Il faut donc faire attention à cela. Selon nous, c’est un diachylon que l’on met sur une plaie ouverte, mais cela ne permet pas de régler le problème de base. Cela est un problème, mais ce n’est rien comparativement au problème que le gouvernement libéral a créé de toutes pièces en nommant à une table ronde un groupe politiquement partisan et engagé qui s’est donné la mission d’attaquer férocement l’opposition officielle — Unifor. Les gens qui participent à la table ronde doivent décider qui a raison et qui a tort, qui va recevoir les millions de dollars et qui ne les recevra pas.
Qu'est-ce qu'Unifor? C’est un syndicat qui, dit-on, représente plus de 12 000 personnes qui travaillent dans les médias. Cependant, ce n’est pas le seul syndicat qui représente les gens qui travaillent dans les médias.
Le 14 novembre dernier, à 16 h 40, ces gens ont publié un gazouillis très évocateur qui va vraiment au fond des choses et qui démontre le programme politique partisan du gouvernement libéral qui se cache derrière l'aide aux médias. Cette aide sera apportée grâce à des centaines de millions de dollars provenant des contribuables.
Le 14 novembre dernier, à 16 h 40 — l’heure est importante — le président d’Unifor, Jerry Dias, a publié le gazouillis suivant:
« Le conseil exécutif national d'Unifor commence aujourd'hui sa planification en prévision des élections fédérales »

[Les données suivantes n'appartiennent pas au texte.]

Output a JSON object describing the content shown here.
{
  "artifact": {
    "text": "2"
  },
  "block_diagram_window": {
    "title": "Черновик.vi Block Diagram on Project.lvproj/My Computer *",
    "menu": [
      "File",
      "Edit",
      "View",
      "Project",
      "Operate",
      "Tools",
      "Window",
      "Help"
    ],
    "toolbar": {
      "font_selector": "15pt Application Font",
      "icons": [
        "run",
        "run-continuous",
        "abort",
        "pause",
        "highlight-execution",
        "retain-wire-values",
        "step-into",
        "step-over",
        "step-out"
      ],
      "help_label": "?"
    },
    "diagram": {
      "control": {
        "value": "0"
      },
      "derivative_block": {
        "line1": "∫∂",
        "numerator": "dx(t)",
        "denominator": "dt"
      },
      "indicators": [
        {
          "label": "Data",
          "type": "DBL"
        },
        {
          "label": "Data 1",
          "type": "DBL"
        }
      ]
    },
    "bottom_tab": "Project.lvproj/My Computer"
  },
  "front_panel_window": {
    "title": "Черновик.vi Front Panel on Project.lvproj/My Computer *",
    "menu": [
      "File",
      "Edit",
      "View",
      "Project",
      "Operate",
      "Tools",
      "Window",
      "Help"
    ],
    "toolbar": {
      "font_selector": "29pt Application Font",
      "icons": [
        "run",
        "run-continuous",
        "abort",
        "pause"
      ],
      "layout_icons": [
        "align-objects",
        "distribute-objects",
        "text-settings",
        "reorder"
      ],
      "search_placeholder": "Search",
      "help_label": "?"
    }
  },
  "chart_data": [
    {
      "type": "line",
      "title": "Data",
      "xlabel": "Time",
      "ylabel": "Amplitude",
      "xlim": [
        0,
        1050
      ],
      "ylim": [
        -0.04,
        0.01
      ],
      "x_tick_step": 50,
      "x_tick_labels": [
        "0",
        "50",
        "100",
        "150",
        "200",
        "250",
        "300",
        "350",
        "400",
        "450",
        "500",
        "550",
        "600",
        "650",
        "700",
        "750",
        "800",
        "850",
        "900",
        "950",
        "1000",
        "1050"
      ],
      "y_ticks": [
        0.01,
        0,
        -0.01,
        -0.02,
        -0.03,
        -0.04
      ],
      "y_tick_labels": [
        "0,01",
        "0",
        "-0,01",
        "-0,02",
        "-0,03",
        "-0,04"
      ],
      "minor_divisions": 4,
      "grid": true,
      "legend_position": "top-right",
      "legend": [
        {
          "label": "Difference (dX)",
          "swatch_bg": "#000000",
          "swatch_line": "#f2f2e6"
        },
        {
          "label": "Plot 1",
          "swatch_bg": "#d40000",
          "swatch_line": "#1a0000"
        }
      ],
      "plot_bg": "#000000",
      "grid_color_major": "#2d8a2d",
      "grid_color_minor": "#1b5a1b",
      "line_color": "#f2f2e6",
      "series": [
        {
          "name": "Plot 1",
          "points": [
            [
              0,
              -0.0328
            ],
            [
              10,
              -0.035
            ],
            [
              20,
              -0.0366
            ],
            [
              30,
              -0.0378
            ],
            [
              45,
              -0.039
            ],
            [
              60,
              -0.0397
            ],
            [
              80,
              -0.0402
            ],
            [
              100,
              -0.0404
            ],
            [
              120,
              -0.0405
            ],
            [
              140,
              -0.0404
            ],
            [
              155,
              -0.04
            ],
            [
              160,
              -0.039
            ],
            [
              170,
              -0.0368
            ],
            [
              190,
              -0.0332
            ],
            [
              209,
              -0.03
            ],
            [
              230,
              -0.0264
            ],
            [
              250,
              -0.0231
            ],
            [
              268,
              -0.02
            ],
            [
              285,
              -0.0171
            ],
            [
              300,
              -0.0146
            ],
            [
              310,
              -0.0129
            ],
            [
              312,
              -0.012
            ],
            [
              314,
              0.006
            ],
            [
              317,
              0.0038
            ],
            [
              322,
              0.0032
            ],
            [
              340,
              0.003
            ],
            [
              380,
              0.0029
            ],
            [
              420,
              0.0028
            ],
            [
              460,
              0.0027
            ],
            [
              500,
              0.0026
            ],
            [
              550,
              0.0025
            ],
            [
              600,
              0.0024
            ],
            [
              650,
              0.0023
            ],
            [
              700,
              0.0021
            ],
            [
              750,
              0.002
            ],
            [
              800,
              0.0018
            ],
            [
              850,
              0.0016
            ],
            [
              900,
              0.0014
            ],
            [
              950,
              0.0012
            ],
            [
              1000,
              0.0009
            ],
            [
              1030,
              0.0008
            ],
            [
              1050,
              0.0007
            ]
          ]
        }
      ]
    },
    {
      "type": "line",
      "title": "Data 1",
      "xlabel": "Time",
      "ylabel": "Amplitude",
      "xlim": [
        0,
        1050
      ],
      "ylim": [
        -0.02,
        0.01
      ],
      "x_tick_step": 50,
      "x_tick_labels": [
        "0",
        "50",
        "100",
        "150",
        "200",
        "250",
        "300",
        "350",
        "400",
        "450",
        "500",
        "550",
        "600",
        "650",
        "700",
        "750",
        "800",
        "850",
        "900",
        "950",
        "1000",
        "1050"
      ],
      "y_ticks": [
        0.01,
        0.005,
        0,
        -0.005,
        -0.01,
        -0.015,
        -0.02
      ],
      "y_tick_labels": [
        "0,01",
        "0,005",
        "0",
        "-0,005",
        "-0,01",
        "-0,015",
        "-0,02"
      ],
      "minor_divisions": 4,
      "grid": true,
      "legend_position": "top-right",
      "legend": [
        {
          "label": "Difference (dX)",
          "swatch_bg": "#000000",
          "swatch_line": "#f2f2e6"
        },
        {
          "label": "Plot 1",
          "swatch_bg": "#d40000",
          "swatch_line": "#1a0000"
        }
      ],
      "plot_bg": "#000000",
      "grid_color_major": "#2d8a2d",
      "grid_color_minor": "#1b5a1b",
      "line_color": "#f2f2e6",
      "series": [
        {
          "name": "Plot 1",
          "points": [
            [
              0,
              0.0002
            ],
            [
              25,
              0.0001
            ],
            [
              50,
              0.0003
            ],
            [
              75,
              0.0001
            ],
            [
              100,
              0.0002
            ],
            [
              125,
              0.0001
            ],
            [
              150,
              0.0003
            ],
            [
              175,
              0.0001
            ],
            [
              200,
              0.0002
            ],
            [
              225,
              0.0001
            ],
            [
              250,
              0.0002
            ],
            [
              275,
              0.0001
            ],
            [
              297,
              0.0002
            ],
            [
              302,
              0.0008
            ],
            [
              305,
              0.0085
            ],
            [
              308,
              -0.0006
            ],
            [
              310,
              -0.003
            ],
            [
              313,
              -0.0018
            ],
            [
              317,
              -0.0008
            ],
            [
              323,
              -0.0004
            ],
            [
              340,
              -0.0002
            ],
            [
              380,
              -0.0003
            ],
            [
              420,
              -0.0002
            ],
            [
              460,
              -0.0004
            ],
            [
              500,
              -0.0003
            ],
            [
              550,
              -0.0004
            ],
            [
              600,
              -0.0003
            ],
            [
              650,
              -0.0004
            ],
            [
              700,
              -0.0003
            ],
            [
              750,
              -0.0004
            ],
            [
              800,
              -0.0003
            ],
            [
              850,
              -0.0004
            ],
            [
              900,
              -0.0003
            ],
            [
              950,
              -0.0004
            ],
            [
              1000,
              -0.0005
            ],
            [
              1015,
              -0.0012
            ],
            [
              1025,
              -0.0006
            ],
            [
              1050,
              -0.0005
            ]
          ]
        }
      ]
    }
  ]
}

Je ne peux pas montrer la photo qui a été publiée, mais il s'agit d'une photo en noir et blanc où l'on voit les cinq dirigeants principaux d'Unifor. Cela reprend exactement, au moyen de la même plateforme, ce que Maclean's avait publié quelques jours plus tôt.
On peut y lire: « La résistance: Voici le pire cauchemar de [...] », suivi du nom du chef de l'opposition.
En fait, le nom du chef de l'opposition y était inscrit, mais je ne peux pas le dire à la Chambre.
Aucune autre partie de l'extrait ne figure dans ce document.